In the fall of 2024, I was summoned to serve on a grand jury. There is a significant difference between jury duty and grand jury service. When you’re called in for jury duty, you’re assigned to a single case — that’s known as a petit jury. A grand jury is a panel of peers tasked with reviewing felony cases to determine probable cause, not guilt beyond a reasonable doubt. If we true-billed a case, the defendant was indicted, and it went to trial. If we no-billed it, the case was over.
In the county of a major city, there are many felony cases. They ease you in — drugs, stolen cars, some murders. There are hundreds of cases per day, but the grand jury attorney moves through them quickly.
Then the harder cases begin: domestic violence, assault impeding breath, and finally, the worst — crimes against children.

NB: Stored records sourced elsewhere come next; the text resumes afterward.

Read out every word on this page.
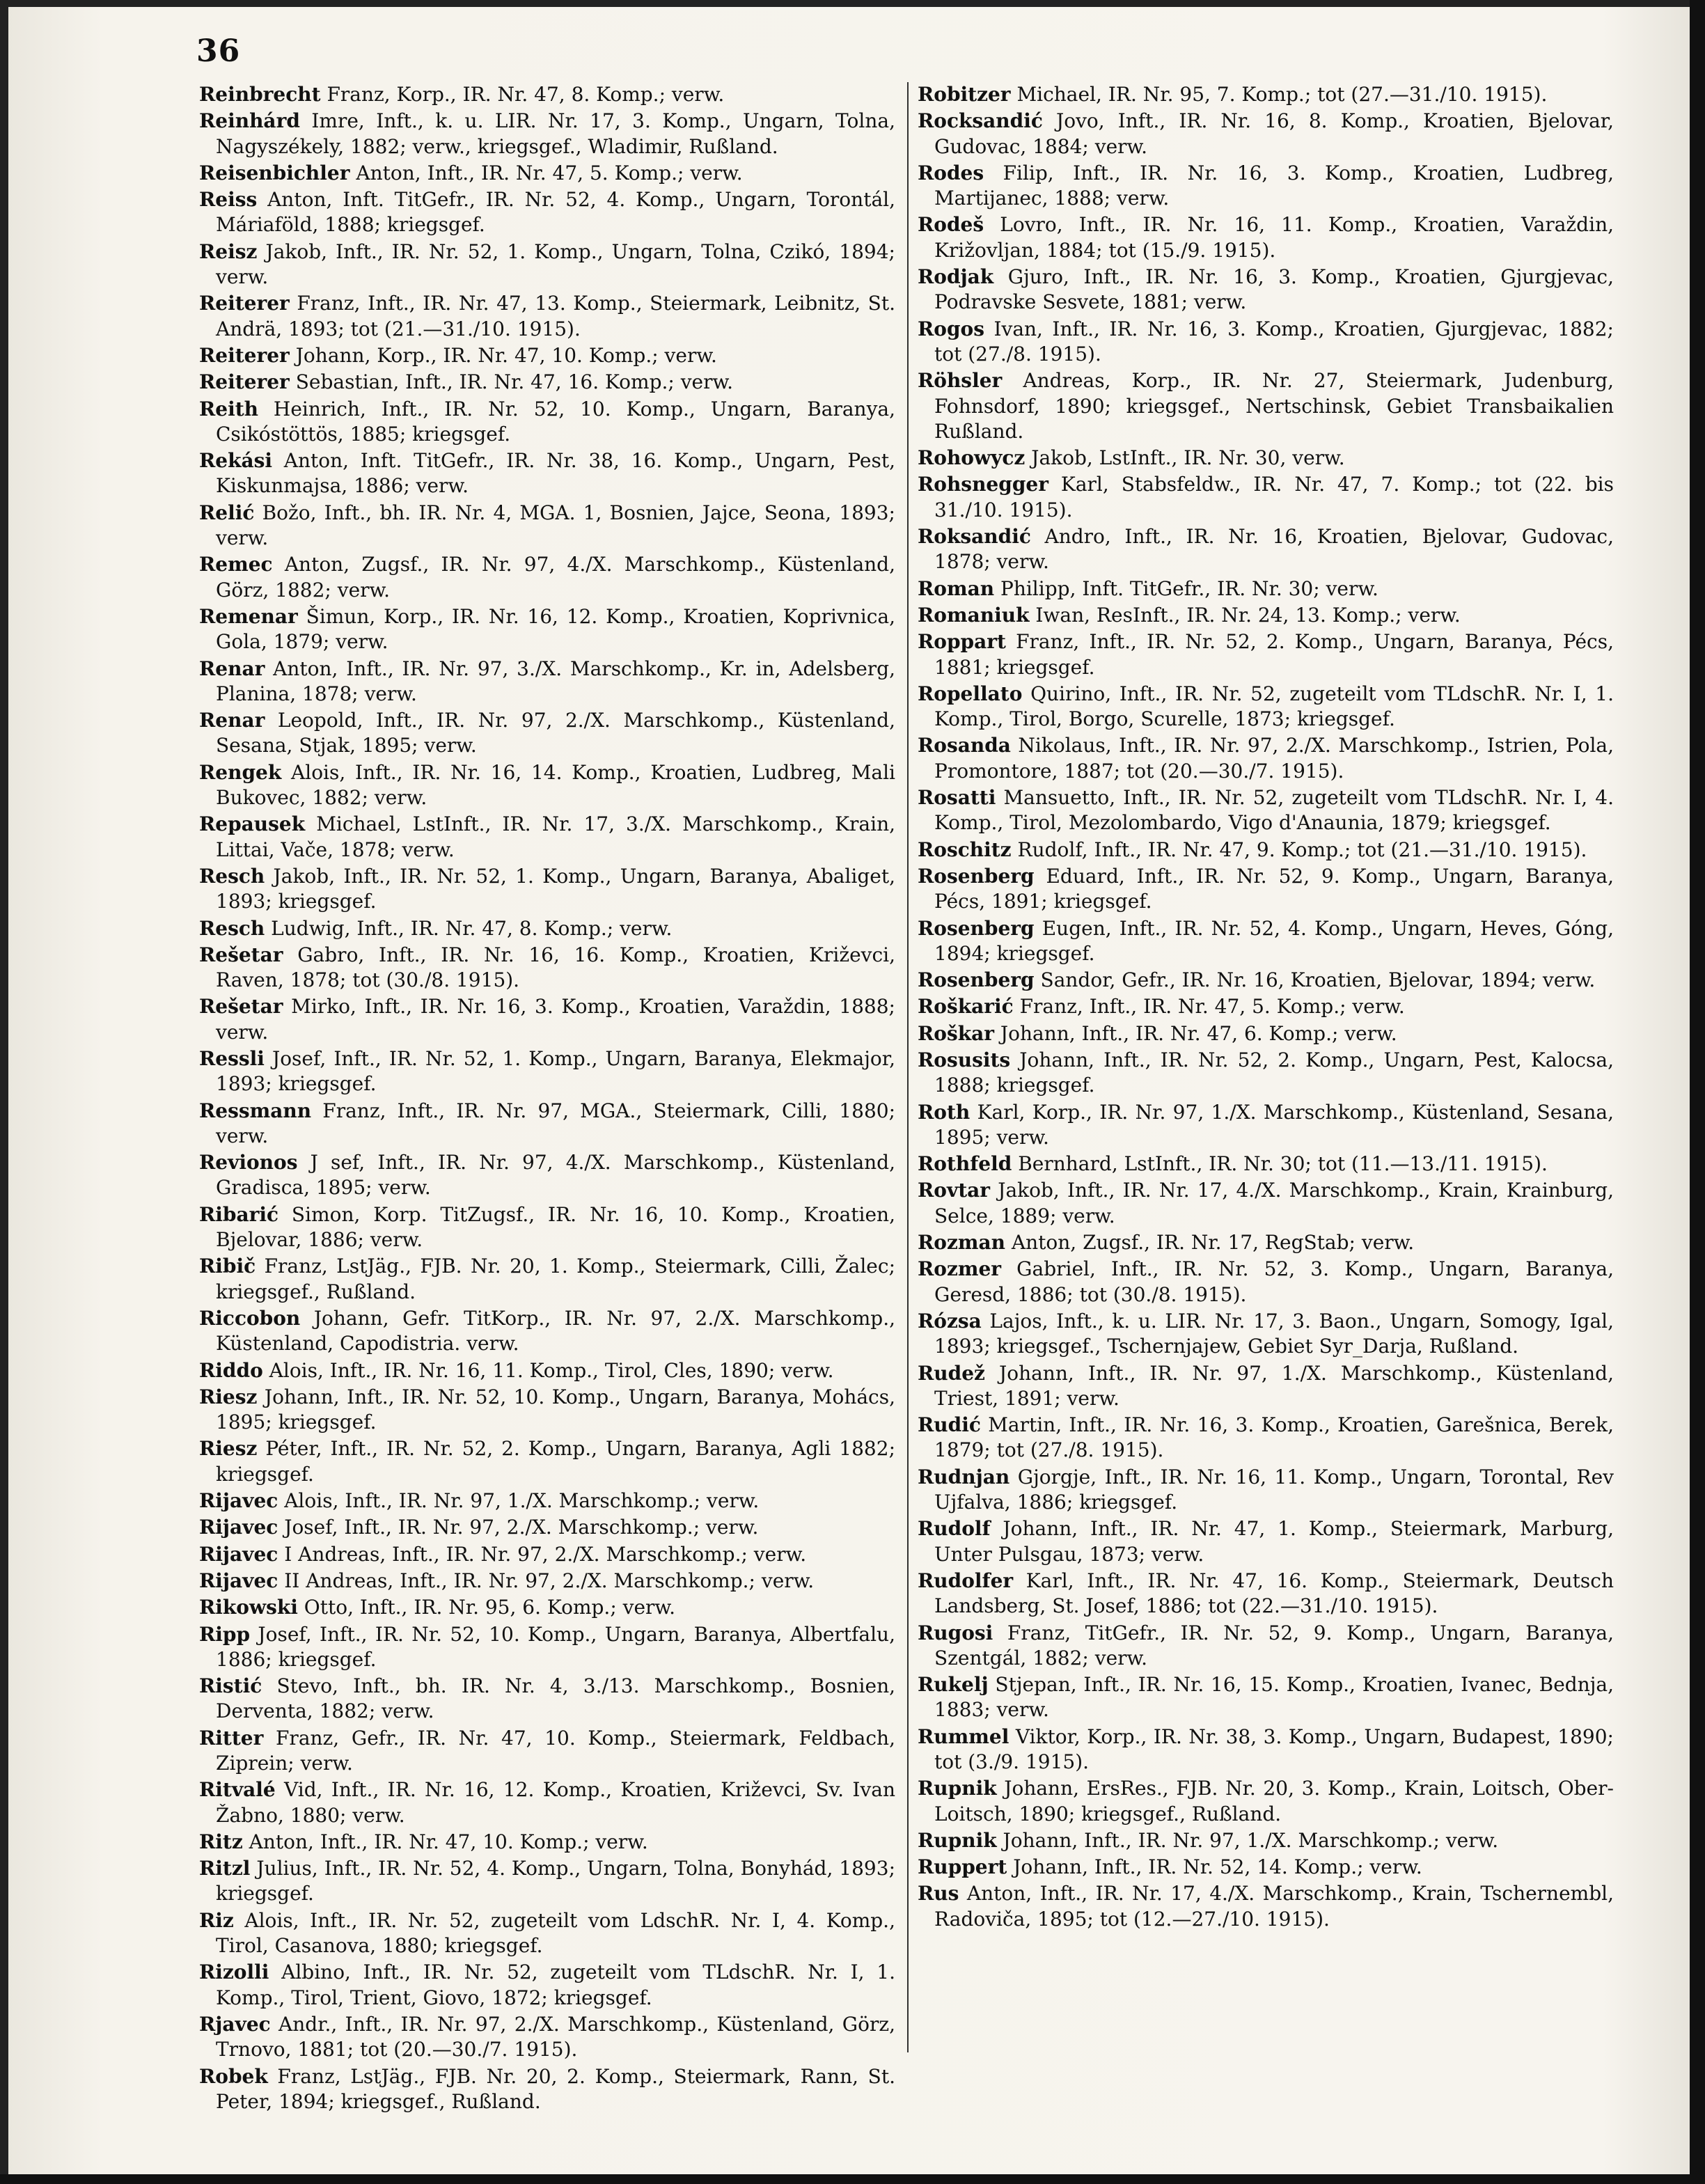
36

Reinbrecht Franz, Korp., IR. Nr. 47, 8. Komp.; verw.

Reinhárd Imre, Inft., k. u. LIR. Nr. 17, 3. Komp., Ungarn, Tolna, Nagyszékely, 1882; verw., kriegsgef., Wladimir, Rußland.

Reisenbichler Anton, Inft., IR. Nr. 47, 5. Komp.; verw.

Reiss Anton, Inft. TitGefr., IR. Nr. 52, 4. Komp., Ungarn, Torontál, Máriaföld, 1888; kriegsgef.

Reisz Jakob, Inft., IR. Nr. 52, 1. Komp., Ungarn, Tolna, Czikó, 1894; verw.

Reiterer Franz, Inft., IR. Nr. 47, 13. Komp., Steiermark, Leibnitz, St. Andrä, 1893; tot (21.—31./10. 1915).

Reiterer Johann, Korp., IR. Nr. 47, 10. Komp.; verw.

Reiterer Sebastian, Inft., IR. Nr. 47, 16. Komp.; verw.

Reith Heinrich, Inft., IR. Nr. 52, 10. Komp., Ungarn, Baranya, Csikóstöttös, 1885; kriegsgef.

Rekási Anton, Inft. TitGefr., IR. Nr. 38, 16. Komp., Ungarn, Pest, Kiskunmajsa, 1886; verw.

Relić Božo, Inft., bh. IR. Nr. 4, MGA. 1, Bosnien, Jajce, Seona, 1893; verw.

Remec Anton, Zugsf., IR. Nr. 97, 4./X. Marschkomp., Küstenland, Görz, 1882; verw.

Remenar Šimun, Korp., IR. Nr. 16, 12. Komp., Kroatien, Koprivnica, Gola, 1879; verw.

Renar Anton, Inft., IR. Nr. 97, 3./X. Marschkomp., Kr. in, Adelsberg, Planina, 1878; verw.

Renar Leopold, Inft., IR. Nr. 97, 2./X. Marschkomp., Küstenland, Sesana, Stjak, 1895; verw.

Rengek Alois, Inft., IR. Nr. 16, 14. Komp., Kroatien, Ludbreg, Mali Bukovec, 1882; verw.

Repausek Michael, LstInft., IR. Nr. 17, 3./X. Marschkomp., Krain, Littai, Vače, 1878; verw.

Resch Jakob, Inft., IR. Nr. 52, 1. Komp., Ungarn, Baranya, Abaliget, 1893; kriegsgef.

Resch Ludwig, Inft., IR. Nr. 47, 8. Komp.; verw.

Rešetar Gabro, Inft., IR. Nr. 16, 16. Komp., Kroatien, Križevci, Raven, 1878; tot (30./8. 1915).

Rešetar Mirko, Inft., IR. Nr. 16, 3. Komp., Kroatien, Varaždin, 1888; verw.

Ressli Josef, Inft., IR. Nr. 52, 1. Komp., Ungarn, Baranya, Elekmajor, 1893; kriegsgef.

Ressmann Franz, Inft., IR. Nr. 97, MGA., Steiermark, Cilli, 1880; verw.

Revionos J sef, Inft., IR. Nr. 97, 4./X. Marschkomp., Küstenland, Gradisca, 1895; verw.

Ribarić Simon, Korp. TitZugsf., IR. Nr. 16, 10. Komp., Kroatien, Bjelovar, 1886; verw.

Ribič Franz, LstJäg., FJB. Nr. 20, 1. Komp., Steiermark, Cilli, Žalec; kriegsgef., Rußland.

Riccobon Johann, Gefr. TitKorp., IR. Nr. 97, 2./X. Marschkomp., Küstenland, Capodistria. verw.

Riddo Alois, Inft., IR. Nr. 16, 11. Komp., Tirol, Cles, 1890; verw.

Riesz Johann, Inft., IR. Nr. 52, 10. Komp., Ungarn, Baranya, Mohács, 1895; kriegsgef.

Riesz Péter, Inft., IR. Nr. 52, 2. Komp., Ungarn, Baranya, Agli 1882; kriegsgef.

Rijavec Alois, Inft., IR. Nr. 97, 1./X. Marschkomp.; verw.

Rijavec Josef, Inft., IR. Nr. 97, 2./X. Marschkomp.; verw.

Rijavec I Andreas, Inft., IR. Nr. 97, 2./X. Marschkomp.; verw.

Rijavec II Andreas, Inft., IR. Nr. 97, 2./X. Marschkomp.; verw.

Rikowski Otto, Inft., IR. Nr. 95, 6. Komp.; verw.

Ripp Josef, Inft., IR. Nr. 52, 10. Komp., Ungarn, Baranya, Albertfalu, 1886; kriegsgef.

Ristić Stevo, Inft., bh. IR. Nr. 4, 3./13. Marschkomp., Bosnien, Derventa, 1882; verw.

Ritter Franz, Gefr., IR. Nr. 47, 10. Komp., Steiermark, Feldbach, Ziprein; verw.

Ritvalé Vid, Inft., IR. Nr. 16, 12. Komp., Kroatien, Križevci, Sv. Ivan Žabno, 1880; verw.

Ritz Anton, Inft., IR. Nr. 47, 10. Komp.; verw.

Ritzl Julius, Inft., IR. Nr. 52, 4. Komp., Ungarn, Tolna, Bonyhád, 1893; kriegsgef.

Riz Alois, Inft., IR. Nr. 52, zugeteilt vom LdschR. Nr. I, 4. Komp., Tirol, Casanova, 1880; kriegsgef.

Rizolli Albino, Inft., IR. Nr. 52, zugeteilt vom TLdschR. Nr. I, 1. Komp., Tirol, Trient, Giovo, 1872; kriegsgef.

Rjavec Andr., Inft., IR. Nr. 97, 2./X. Marschkomp., Küstenland, Görz, Trnovo, 1881; tot (20.—30./7. 1915).

Robek Franz, LstJäg., FJB. Nr. 20, 2. Komp., Steiermark, Rann, St. Peter, 1894; kriegsgef., Rußland.

Robitzer Michael, IR. Nr. 95, 7. Komp.; tot (27.—31./10. 1915).

Rocksandić Jovo, Inft., IR. Nr. 16, 8. Komp., Kroatien, Bjelovar, Gudovac, 1884; verw.

Rodes Filip, Inft., IR. Nr. 16, 3. Komp., Kroatien, Ludbreg, Martijanec, 1888; verw.

Rodeš Lovro, Inft., IR. Nr. 16, 11. Komp., Kroatien, Varaždin, Križovljan, 1884; tot (15./9. 1915).

Rodjak Gjuro, Inft., IR. Nr. 16, 3. Komp., Kroatien, Gjurgjevac, Podravske Sesvete, 1881; verw.

Rogos Ivan, Inft., IR. Nr. 16, 3. Komp., Kroatien, Gjurgjevac, 1882; tot (27./8. 1915).

Röhsler Andreas, Korp., IR. Nr. 27, Steiermark, Judenburg, Fohnsdorf, 1890; kriegsgef., Nertschinsk, Gebiet Transbaikalien Rußland.

Rohowycz Jakob, LstInft., IR. Nr. 30, verw.

Rohsnegger Karl, Stabsfeldw., IR. Nr. 47, 7. Komp.; tot (22. bis 31./10. 1915).

Roksandić Andro, Inft., IR. Nr. 16, Kroatien, Bjelovar, Gudovac, 1878; verw.

Roman Philipp, Inft. TitGefr., IR. Nr. 30; verw.

Romaniuk Iwan, ResInft., IR. Nr. 24, 13. Komp.; verw.

Roppart Franz, Inft., IR. Nr. 52, 2. Komp., Ungarn, Baranya, Pécs, 1881; kriegsgef.

Ropellato Quirino, Inft., IR. Nr. 52, zugeteilt vom TLdschR. Nr. I, 1. Komp., Tirol, Borgo, Scurelle, 1873; kriegsgef.

Rosanda Nikolaus, Inft., IR. Nr. 97, 2./X. Marschkomp., Istrien, Pola, Promontore, 1887; tot (20.—30./7. 1915).

Rosatti Mansuetto, Inft., IR. Nr. 52, zugeteilt vom TLdschR. Nr. I, 4. Komp., Tirol, Mezolombardo, Vigo d'Anaunia, 1879; kriegsgef.

Roschitz Rudolf, Inft., IR. Nr. 47, 9. Komp.; tot (21.—31./10. 1915).

Rosenberg Eduard, Inft., IR. Nr. 52, 9. Komp., Ungarn, Baranya, Pécs, 1891; kriegsgef.

Rosenberg Eugen, Inft., IR. Nr. 52, 4. Komp., Ungarn, Heves, Góng, 1894; kriegsgef.

Rosenberg Sandor, Gefr., IR. Nr. 16, Kroatien, Bjelovar, 1894; verw.

Roškarić Franz, Inft., IR. Nr. 47, 5. Komp.; verw.

Roškar Johann, Inft., IR. Nr. 47, 6. Komp.; verw.

Rosusits Johann, Inft., IR. Nr. 52, 2. Komp., Ungarn, Pest, Kalocsa, 1888; kriegsgef.

Roth Karl, Korp., IR. Nr. 97, 1./X. Marschkomp., Küstenland, Sesana, 1895; verw.

Rothfeld Bernhard, LstInft., IR. Nr. 30; tot (11.—13./11. 1915).

Rovtar Jakob, Inft., IR. Nr. 17, 4./X. Marschkomp., Krain, Krainburg, Selce, 1889; verw.

Rozman Anton, Zugsf., IR. Nr. 17, RegStab; verw.

Rozmer Gabriel, Inft., IR. Nr. 52, 3. Komp., Ungarn, Baranya, Geresd, 1886; tot (30./8. 1915).

Rózsa Lajos, Inft., k. u. LIR. Nr. 17, 3. Baon., Ungarn, Somogy, Igal, 1893; kriegsgef., Tschernjajew, Gebiet Syr_Darja, Rußland.

Rudež Johann, Inft., IR. Nr. 97, 1./X. Marschkomp., Küstenland, Triest, 1891; verw.

Rudić Martin, Inft., IR. Nr. 16, 3. Komp., Kroatien, Garešnica, Berek, 1879; tot (27./8. 1915).

Rudnjan Gjorgje, Inft., IR. Nr. 16, 11. Komp., Ungarn, Torontal, Rev Ujfalva, 1886; kriegsgef.

Rudolf Johann, Inft., IR. Nr. 47, 1. Komp., Steiermark, Marburg, Unter Pulsgau, 1873; verw.

Rudolfer Karl, Inft., IR. Nr. 47, 16. Komp., Steiermark, Deutsch Landsberg, St. Josef, 1886; tot (22.—31./10. 1915).

Rugosi Franz, TitGefr., IR. Nr. 52, 9. Komp., Ungarn, Baranya, Szentgál, 1882; verw.

Rukelj Stjepan, Inft., IR. Nr. 16, 15. Komp., Kroatien, Ivanec, Bednja, 1883; verw.

Rummel Viktor, Korp., IR. Nr. 38, 3. Komp., Ungarn, Budapest, 1890; tot (3./9. 1915).

Rupnik Johann, ErsRes., FJB. Nr. 20, 3. Komp., Krain, Loitsch, Ober-Loitsch, 1890; kriegsgef., Rußland.

Rupnik Johann, Inft., IR. Nr. 97, 1./X. Marschkomp.; verw.

Ruppert Johann, Inft., IR. Nr. 52, 14. Komp.; verw.

Rus Anton, Inft., IR. Nr. 17, 4./X. Marschkomp., Krain, Tschernembl, Radoviča, 1895; tot (12.—27./10. 1915).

I lost count of how many times I walked out of that building, unable to speak. Unable to process what people are capable of doing to each other. I had to remind myself every single day that not everyone is like this — that what we were seeing was the absolute worst of what human beings do to one another. I remember one woman describing how her boyfriend hit her so hard she wet her pants. I couldn’t hold back my tears.
The weight of it hit differently when it came time to review evidence and hear from witnesses — sometimes in shackles themselves. There’s a moment when it stops being a file and becomes real: the people in those videos were real. You are watching someone’s last moments. They were somebody’s child, somebody’s parent, sibling, or cousin.
I used to watch true crime shows with enthusiasm. Now that I’ve seen actual true crime, I don’t want to know anymore.